Da allora molte reliquie o presunte tali, all’esame di archeologi e chimici sempre più severi, sono pateticamente scomparse nel nulla o ne è rimasta traccia come di favole ingenue. Ma pur tra le reliquie oggi ancor maggiormente “accreditate” ci piace rievocare l’avventuroso viaggio della onorata reliquia di S.Andrea (l’apostolo fratello di Pietro). Da Patrasso in fuga dai turchi, ad Ancona, poi per via di terra a Narni e poi lungo il Tevere, la Santa Testa dell’apostolo approdò finalmente nei pressi di ponte Milvio dove il papa Pio II la ricevette “brevi manu”, con adeguata cerimonia, dal cardinal Bessarione.
Il fatto accadde l’11 aprile del 1462 e dell’avvenimento (pochi lo ricordano) ne fa fede e testimonianza una edicola con debita iscrizione, poggiata su quattro colonne, dove si erge la statua del Santo (chi dice scolpita da tal Paolo Taccone, chi dice da tali Varrone e Niccolò, fiorentini).

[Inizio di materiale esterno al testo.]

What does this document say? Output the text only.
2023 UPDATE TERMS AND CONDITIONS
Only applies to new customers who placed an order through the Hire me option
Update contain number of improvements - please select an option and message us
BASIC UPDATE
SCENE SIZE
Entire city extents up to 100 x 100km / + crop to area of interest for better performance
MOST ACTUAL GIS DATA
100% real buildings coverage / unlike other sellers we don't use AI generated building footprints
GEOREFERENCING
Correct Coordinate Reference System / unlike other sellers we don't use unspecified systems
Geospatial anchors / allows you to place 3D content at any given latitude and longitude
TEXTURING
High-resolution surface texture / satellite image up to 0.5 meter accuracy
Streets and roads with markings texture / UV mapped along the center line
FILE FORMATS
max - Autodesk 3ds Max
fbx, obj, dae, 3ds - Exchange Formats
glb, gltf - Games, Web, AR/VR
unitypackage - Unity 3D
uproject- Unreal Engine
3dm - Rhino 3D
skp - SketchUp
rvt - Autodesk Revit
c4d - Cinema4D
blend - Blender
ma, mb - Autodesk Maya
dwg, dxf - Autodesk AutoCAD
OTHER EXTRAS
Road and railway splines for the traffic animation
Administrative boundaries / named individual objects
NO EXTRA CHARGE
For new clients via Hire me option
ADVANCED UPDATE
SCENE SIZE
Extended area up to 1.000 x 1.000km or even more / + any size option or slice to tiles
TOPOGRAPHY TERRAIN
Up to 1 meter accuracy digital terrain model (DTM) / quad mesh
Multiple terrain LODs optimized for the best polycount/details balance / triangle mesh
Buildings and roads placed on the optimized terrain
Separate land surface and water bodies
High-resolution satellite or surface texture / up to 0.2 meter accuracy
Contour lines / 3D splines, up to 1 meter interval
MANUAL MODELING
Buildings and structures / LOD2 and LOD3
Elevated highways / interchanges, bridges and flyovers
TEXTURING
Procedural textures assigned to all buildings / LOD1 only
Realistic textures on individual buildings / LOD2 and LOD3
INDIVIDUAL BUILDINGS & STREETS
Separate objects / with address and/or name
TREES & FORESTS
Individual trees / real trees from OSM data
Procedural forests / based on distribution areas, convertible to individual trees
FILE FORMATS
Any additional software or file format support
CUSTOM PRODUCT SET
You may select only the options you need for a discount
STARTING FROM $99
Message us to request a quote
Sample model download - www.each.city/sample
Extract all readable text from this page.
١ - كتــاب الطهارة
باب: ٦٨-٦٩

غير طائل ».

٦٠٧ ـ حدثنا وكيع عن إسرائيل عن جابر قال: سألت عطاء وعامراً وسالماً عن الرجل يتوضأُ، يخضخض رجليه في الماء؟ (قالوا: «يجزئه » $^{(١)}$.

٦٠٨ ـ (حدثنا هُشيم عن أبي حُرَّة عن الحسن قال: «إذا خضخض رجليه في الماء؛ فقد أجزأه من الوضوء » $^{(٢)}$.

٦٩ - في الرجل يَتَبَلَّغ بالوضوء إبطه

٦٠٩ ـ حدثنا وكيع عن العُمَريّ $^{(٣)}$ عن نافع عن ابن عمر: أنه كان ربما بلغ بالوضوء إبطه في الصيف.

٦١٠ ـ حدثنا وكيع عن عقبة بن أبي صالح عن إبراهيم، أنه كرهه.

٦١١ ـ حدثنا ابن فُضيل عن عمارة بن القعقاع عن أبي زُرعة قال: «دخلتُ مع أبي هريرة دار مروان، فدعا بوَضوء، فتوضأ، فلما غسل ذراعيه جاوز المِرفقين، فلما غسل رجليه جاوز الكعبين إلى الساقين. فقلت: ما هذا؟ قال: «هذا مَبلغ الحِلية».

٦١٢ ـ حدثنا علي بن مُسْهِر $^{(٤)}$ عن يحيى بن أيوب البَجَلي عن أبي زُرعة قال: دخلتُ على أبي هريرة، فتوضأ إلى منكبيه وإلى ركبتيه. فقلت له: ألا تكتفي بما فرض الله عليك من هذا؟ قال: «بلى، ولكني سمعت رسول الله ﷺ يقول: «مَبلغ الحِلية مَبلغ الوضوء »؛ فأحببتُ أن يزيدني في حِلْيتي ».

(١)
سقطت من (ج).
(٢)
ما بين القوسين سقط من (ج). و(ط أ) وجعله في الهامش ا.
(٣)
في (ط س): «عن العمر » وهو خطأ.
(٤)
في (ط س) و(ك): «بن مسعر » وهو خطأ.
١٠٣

Un altro papa, Pio V, eresse e concesse in seguito nel 1566 alla Confraternita della Trinità dei Pellegrini un oratorio con annesso piccolo cimitero per i pellegrini defunti nella città santa. L’oratorio, pur dimesso e trascurato, è tuttora visibile oltre alcune lapidi dell’antico cimitero. Notevole il fatto che l’edicola di S.Andrea subì la rovina di un fulmine nel 1866 e una conseguente ricostruzione.
Naturalmente la preziosa reliquia del Santo, una volta approdata, non rimase nei paraggi allora erbosi e disabitati, ma si incamminò con solenne processione lungo la via Flaminia sino alla definitiva deposizione in S.Andrea della Valle.
Il piccolo oratorio colà rimasto, oggi purtroppo gravemente negletto (graffiti osceni, parcheggi e altro sudiciume), pur rielaborato dal Valadier nel 1803, è in fiduciosa attesa di un’adeguata se pur modesta valorizzazione.
Più oltre, procedendo sulla via Flaminia si noti la piccola chiesa-tempietto dedicata anche questa a S.Andrea dell’architetto Vignola (l533) ma con diverso antefatto: pare che Giulio III per commemorare la sua miracolosa fuga durante il Sacco di Roma (1427), allora ancor cardinale, la fece in seguito erigere in ricordo di quel giorno memorabile che guardacaso era un 30 novembre, dedicato a S.Andrea; una specie di cappella votiva, rurale e fuor di porta, pur nei paraggi della “sua” altrimenti splendida e fastosa Villa Giulia.